It is a truth universally acknowledged, that no young woman, of eighteen or twenty summers, may attain the rôle of heroine in Miss Austen's novels without a keen appreciation of country walks. Ronald Turnbull examines the evidence.
Jane Austen? Really? You are using a very elastic definition of "Mountain Literature"!
May I humbly suggest sharing your thoughts on Ralph Barker's "The Last Blue Mountain"?
(PS I enjoy dipping into "Granite and Grit" - marvellous!)
I've read all of Jane Austen's books (*), her portrayals of "people" she disapproves of are brilliant, polite but incredibly cutting so that you sometimes have to read them twice to be sure that she really is having a good go at them.
(*) - actually over the years I think I've now read them all twice (except the unfinished ones like Sandition, but P&P probably 3 or 4 times), and unlike the OP, Northanger Abbey is the one I least like.
Looking forward to the Wuthering Heights review.
Heathcliff, wandering the Pennine Way in the dark. The first ultra runner? Catherine bouldering at Ponden Kirk? Enquiring minds want more info.

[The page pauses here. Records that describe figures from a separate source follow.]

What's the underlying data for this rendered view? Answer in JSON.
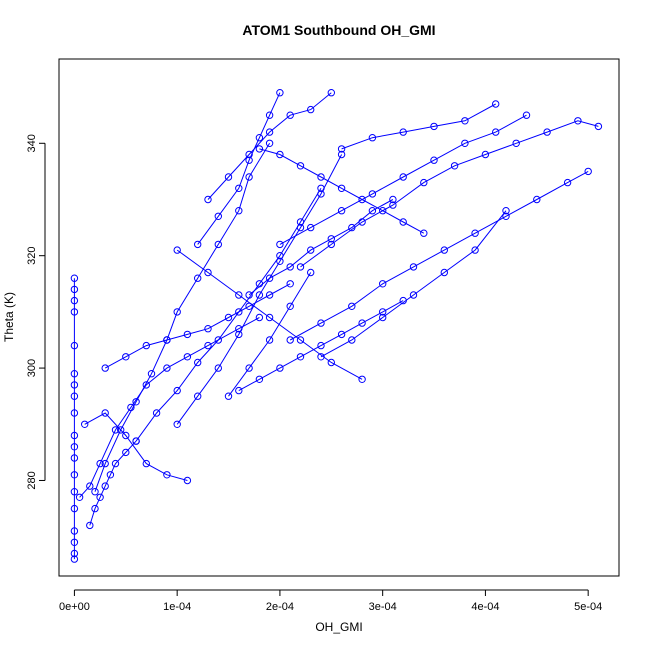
{
  "chart_data": {
    "type": "line",
    "title": "ATOM1 Southbound OH_GMI",
    "xlabel": "OH_GMI",
    "ylabel": "Theta (K)",
    "xlim": [
      -1.5e-05,
      0.00053
    ],
    "ylim": [
      263,
      355
    ],
    "x_ticks": [
      0,
      0.0001,
      0.0002,
      0.0003,
      0.0004,
      0.0005
    ],
    "x_tick_labels": [
      "0e+00",
      "1e-04",
      "2e-04",
      "3e-04",
      "4e-04",
      "5e-04"
    ],
    "y_ticks": [
      280,
      300,
      320,
      340
    ],
    "y_tick_labels": [
      "280",
      "300",
      "320",
      "340"
    ],
    "grid": false,
    "legend": "none",
    "marker": "open-circle",
    "color": "#0000ff",
    "series": [
      {
        "x": [
          0,
          0,
          0,
          0,
          0,
          0,
          0,
          0,
          0,
          0,
          0,
          0,
          0,
          0,
          0,
          0,
          0,
          0,
          0
        ],
        "y": [
          266,
          267,
          269,
          271,
          275,
          278,
          281,
          284,
          286,
          288,
          292,
          295,
          297,
          299,
          304,
          310,
          312,
          314,
          316
        ]
      },
      {
        "x": [
          5e-06,
          1.5e-05,
          2.5e-05,
          4e-05,
          5.5e-05,
          7e-05,
          9e-05,
          0.00011,
          0.00013,
          0.00016,
          0.00018
        ],
        "y": [
          277,
          279,
          283,
          289,
          293,
          297,
          300,
          302,
          304,
          307,
          309
        ]
      },
      {
        "x": [
          1.5e-05,
          2e-05,
          2.5e-05,
          3e-05,
          3.5e-05,
          4e-05,
          5e-05,
          6e-05
        ],
        "y": [
          272,
          275,
          277,
          279,
          281,
          283,
          285,
          287
        ]
      },
      {
        "x": [
          2e-05,
          3e-05,
          4.5e-05,
          6e-05,
          7.5e-05,
          9e-05,
          0.0001,
          0.00012,
          0.00014,
          0.00016,
          0.00017,
          0.00019
        ],
        "y": [
          278,
          283,
          289,
          294,
          299,
          305,
          310,
          316,
          322,
          328,
          334,
          340
        ]
      },
      {
        "x": [
          1e-05,
          3e-05,
          5e-05,
          7e-05,
          9e-05,
          0.00011
        ],
        "y": [
          290,
          292,
          288,
          283,
          281,
          280
        ]
      },
      {
        "x": [
          3e-05,
          5e-05,
          7e-05,
          9e-05,
          0.00011,
          0.00013,
          0.00015,
          0.00017,
          0.00019,
          0.00021
        ],
        "y": [
          300,
          302,
          304,
          305,
          306,
          307,
          309,
          311,
          313,
          315
        ]
      },
      {
        "x": [
          6e-05,
          8e-05,
          0.0001,
          0.00012,
          0.00014,
          0.00016,
          0.00018,
          0.0002,
          0.00022,
          0.00024
        ],
        "y": [
          287,
          292,
          296,
          301,
          305,
          310,
          315,
          320,
          326,
          332
        ]
      },
      {
        "x": [
          0.0001,
          0.00012,
          0.00014,
          0.00016,
          0.00018,
          0.0002,
          0.00022,
          0.00024,
          0.00026
        ],
        "y": [
          290,
          295,
          300,
          306,
          313,
          319,
          325,
          331,
          338
        ]
      },
      {
        "x": [
          0.00012,
          0.00014,
          0.00016,
          0.00017,
          0.00018,
          0.00019,
          0.0002
        ],
        "y": [
          322,
          327,
          332,
          337,
          341,
          345,
          349
        ]
      },
      {
        "x": [
          0.00013,
          0.00015,
          0.00017,
          0.00019,
          0.00021,
          0.00023,
          0.00025
        ],
        "y": [
          330,
          334,
          338,
          342,
          345,
          346,
          349
        ]
      },
      {
        "x": [
          0.00016,
          0.00018,
          0.0002,
          0.00022,
          0.00024,
          0.00026,
          0.00028,
          0.0003,
          0.00032
        ],
        "y": [
          296,
          298,
          300,
          302,
          304,
          306,
          308,
          310,
          312
        ]
      },
      {
        "x": [
          0.00017,
          0.00019,
          0.00021,
          0.00023,
          0.00025,
          0.00027,
          0.00029,
          0.00031
        ],
        "y": [
          313,
          316,
          318,
          321,
          323,
          325,
          328,
          330
        ]
      },
      {
        "x": [
          0.00018,
          0.0002,
          0.00022,
          0.00024,
          0.00026,
          0.00028,
          0.0003,
          0.00032,
          0.00034
        ],
        "y": [
          339,
          338,
          336,
          334,
          332,
          330,
          328,
          326,
          324
        ]
      },
      {
        "x": [
          0.0002,
          0.00023,
          0.00026,
          0.00029,
          0.00032,
          0.00035,
          0.00038,
          0.00041,
          0.00044
        ],
        "y": [
          322,
          325,
          328,
          331,
          334,
          337,
          340,
          342,
          345
        ]
      },
      {
        "x": [
          0.00021,
          0.00024,
          0.00027,
          0.0003,
          0.00033,
          0.00036,
          0.00039,
          0.00042,
          0.00045,
          0.00048,
          0.0005
        ],
        "y": [
          305,
          308,
          311,
          315,
          318,
          321,
          324,
          327,
          330,
          333,
          335
        ]
      },
      {
        "x": [
          0.00022,
          0.00025,
          0.00028,
          0.00031,
          0.00034,
          0.00037,
          0.0004,
          0.00043,
          0.00046,
          0.00049,
          0.00051
        ],
        "y": [
          318,
          322,
          326,
          329,
          333,
          336,
          338,
          340,
          342,
          344,
          343
        ]
      },
      {
        "x": [
          0.00024,
          0.00027,
          0.0003,
          0.00033,
          0.00036,
          0.00039,
          0.00042
        ],
        "y": [
          302,
          305,
          309,
          313,
          317,
          321,
          328
        ]
      },
      {
        "x": [
          0.00026,
          0.00029,
          0.00032,
          0.00035,
          0.00038,
          0.00041
        ],
        "y": [
          339,
          341,
          342,
          343,
          344,
          347
        ]
      },
      {
        "x": [
          0.0001,
          0.00013,
          0.00016,
          0.00019,
          0.00022,
          0.00025,
          0.00028
        ],
        "y": [
          321,
          317,
          313,
          309,
          305,
          301,
          298
        ]
      },
      {
        "x": [
          0.00015,
          0.00017,
          0.00019,
          0.00021,
          0.00023
        ],
        "y": [
          295,
          300,
          305,
          311,
          317
        ]
      }
    ]
  }
}
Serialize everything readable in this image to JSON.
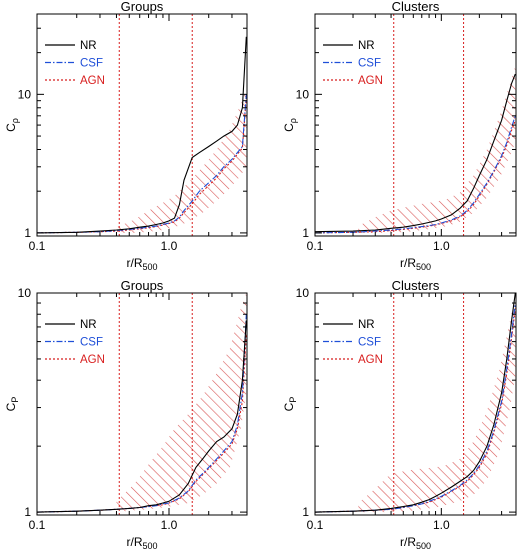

Well, this is UKC/UKH, so I stretch it to include long distance walking. And then I stretch it some more to include short distance walking. And then I stretch it some more to include Jane Austen, because I just love her stuff. (Only read P&P three or four times???) And it's good to push the boundaries, isn't it? Given I'm not ever going to solo El Cap...
But if it's any comfort, I'm just writing about Lionel Terray now.